I have read the author response and have decided to raise my original score to a 6. Please do correct the erroneous statements regarding upper bounding the log marginal likelihood of the data and also regarding claim that maximizing the lower bound maximizes the log marginal likelihood of the data. Originality: The proposed method builds marginally upon SIVI [1] Clarity: Clarity is lacking...the abstract for example is obscure...what is the "marginal log-density" here? I believe it is the logarithm of q_{\phi}(z | x). Please make this clear at least once because the term "marginal log-density" is used throughout the paper. Quality: Quality is also lacking. For example the related work section does not mention some related work (see [2] and [3] below).
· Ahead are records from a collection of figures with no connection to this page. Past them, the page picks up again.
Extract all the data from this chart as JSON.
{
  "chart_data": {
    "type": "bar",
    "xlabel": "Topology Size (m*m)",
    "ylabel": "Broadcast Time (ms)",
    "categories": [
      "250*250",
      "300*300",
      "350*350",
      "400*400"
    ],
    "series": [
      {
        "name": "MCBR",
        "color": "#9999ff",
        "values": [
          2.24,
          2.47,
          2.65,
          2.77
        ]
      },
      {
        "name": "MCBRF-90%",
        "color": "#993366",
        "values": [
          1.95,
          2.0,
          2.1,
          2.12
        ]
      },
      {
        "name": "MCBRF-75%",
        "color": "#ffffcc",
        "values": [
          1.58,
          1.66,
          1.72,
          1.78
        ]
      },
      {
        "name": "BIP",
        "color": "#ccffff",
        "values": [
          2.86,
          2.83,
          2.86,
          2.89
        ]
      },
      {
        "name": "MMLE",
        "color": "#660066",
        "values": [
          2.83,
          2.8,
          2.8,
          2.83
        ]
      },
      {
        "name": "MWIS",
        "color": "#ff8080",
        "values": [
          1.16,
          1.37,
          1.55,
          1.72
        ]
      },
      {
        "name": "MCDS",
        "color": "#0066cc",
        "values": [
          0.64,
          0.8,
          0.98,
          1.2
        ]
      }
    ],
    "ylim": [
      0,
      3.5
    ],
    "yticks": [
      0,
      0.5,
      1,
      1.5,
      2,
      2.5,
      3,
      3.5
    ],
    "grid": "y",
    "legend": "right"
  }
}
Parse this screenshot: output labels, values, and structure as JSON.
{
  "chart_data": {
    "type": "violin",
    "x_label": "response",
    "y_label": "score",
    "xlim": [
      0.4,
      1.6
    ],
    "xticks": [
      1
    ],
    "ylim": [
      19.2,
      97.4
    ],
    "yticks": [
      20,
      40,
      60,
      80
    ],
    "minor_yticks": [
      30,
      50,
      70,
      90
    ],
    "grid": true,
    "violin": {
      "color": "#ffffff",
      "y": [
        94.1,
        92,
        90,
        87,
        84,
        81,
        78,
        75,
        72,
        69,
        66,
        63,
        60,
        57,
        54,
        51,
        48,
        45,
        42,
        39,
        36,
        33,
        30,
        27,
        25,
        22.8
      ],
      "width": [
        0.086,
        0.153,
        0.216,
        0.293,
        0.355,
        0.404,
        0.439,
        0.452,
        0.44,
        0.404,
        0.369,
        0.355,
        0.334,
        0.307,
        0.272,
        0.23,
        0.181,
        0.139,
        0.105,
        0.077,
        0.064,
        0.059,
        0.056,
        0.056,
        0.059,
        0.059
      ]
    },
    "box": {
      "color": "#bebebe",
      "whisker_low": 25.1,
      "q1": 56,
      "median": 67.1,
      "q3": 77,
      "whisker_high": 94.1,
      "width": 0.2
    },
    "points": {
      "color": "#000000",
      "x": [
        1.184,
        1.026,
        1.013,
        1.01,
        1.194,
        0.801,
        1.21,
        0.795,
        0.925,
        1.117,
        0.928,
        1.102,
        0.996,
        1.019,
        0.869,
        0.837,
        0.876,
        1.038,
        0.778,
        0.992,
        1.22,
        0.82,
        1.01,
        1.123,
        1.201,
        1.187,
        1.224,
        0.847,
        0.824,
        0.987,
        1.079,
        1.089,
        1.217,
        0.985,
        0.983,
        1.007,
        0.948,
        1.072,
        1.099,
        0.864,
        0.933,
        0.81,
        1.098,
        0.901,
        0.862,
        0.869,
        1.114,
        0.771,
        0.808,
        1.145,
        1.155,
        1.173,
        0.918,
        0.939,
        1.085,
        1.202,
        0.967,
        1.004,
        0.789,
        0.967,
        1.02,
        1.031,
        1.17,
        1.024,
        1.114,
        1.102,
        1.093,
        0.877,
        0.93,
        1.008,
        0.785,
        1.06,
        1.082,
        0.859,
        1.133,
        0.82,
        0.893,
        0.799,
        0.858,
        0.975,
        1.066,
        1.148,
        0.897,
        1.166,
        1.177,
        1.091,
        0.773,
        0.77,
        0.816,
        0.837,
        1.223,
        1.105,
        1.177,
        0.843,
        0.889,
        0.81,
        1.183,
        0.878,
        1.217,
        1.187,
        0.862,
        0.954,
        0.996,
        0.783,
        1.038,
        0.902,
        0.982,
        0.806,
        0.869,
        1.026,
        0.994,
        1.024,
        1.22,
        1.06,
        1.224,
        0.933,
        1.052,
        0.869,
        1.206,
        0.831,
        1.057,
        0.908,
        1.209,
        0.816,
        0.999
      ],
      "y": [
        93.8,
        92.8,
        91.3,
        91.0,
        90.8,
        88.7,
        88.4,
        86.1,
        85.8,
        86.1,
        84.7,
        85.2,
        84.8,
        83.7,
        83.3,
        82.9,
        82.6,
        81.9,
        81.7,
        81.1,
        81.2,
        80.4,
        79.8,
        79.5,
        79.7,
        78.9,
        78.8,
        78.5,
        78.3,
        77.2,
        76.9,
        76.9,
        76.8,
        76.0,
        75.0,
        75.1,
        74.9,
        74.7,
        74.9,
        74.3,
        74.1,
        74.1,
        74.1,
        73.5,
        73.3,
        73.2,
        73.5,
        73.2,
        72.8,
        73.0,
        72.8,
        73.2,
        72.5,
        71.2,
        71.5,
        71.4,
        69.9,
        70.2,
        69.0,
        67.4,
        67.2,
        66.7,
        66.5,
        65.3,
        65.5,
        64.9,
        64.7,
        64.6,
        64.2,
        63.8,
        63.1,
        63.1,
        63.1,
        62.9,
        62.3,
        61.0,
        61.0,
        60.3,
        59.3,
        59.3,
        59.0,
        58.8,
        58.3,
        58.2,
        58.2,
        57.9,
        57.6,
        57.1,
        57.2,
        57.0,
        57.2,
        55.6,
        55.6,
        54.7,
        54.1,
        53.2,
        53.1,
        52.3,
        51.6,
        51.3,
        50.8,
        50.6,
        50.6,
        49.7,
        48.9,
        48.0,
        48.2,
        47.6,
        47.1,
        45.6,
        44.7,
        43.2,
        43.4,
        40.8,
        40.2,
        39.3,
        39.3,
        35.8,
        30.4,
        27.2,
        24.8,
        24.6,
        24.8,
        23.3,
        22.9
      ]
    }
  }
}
Furthermore, there is a very misleading statement on line 205 about the core contribution of the paper: "the core contribution of the paper is a novel upper bound on marginal log-likelihood". This is a false statement. The paper proposes an upper bound of the log density of the variational distribution which leads to a lower bound (NOT an upper bound) on the log marginal likelihood of the data. Finally, the experiments don't include comparison to UIVI [4] which also improves upon SIVI and there is no report of computational time which would put the test log-likelihood improvement into perspective. Significance: I am not convinced the proposed method is significant. Questions and Minor Comments: 1--line 38 and elsewhere: it is "log marginal likelihood" not "marginal log-likelihood" 2--lines 57-59 are not clear...what do you mean here? 3--what is the intuition behind increasing K during training? How was the schedule for K chosen? [1] Semi-Implicit Variational Inference. Yin and Zhou, 2018. [2] Nonparametric Variational Inference. Gershman et al., 2012. [3] Hierarchical Implicit Models and Likelihood-Free Variational Inference. Tran et al., 2017. [4] Unbiased Implicit Variational Inference. Ruiz and Titsias, 2019.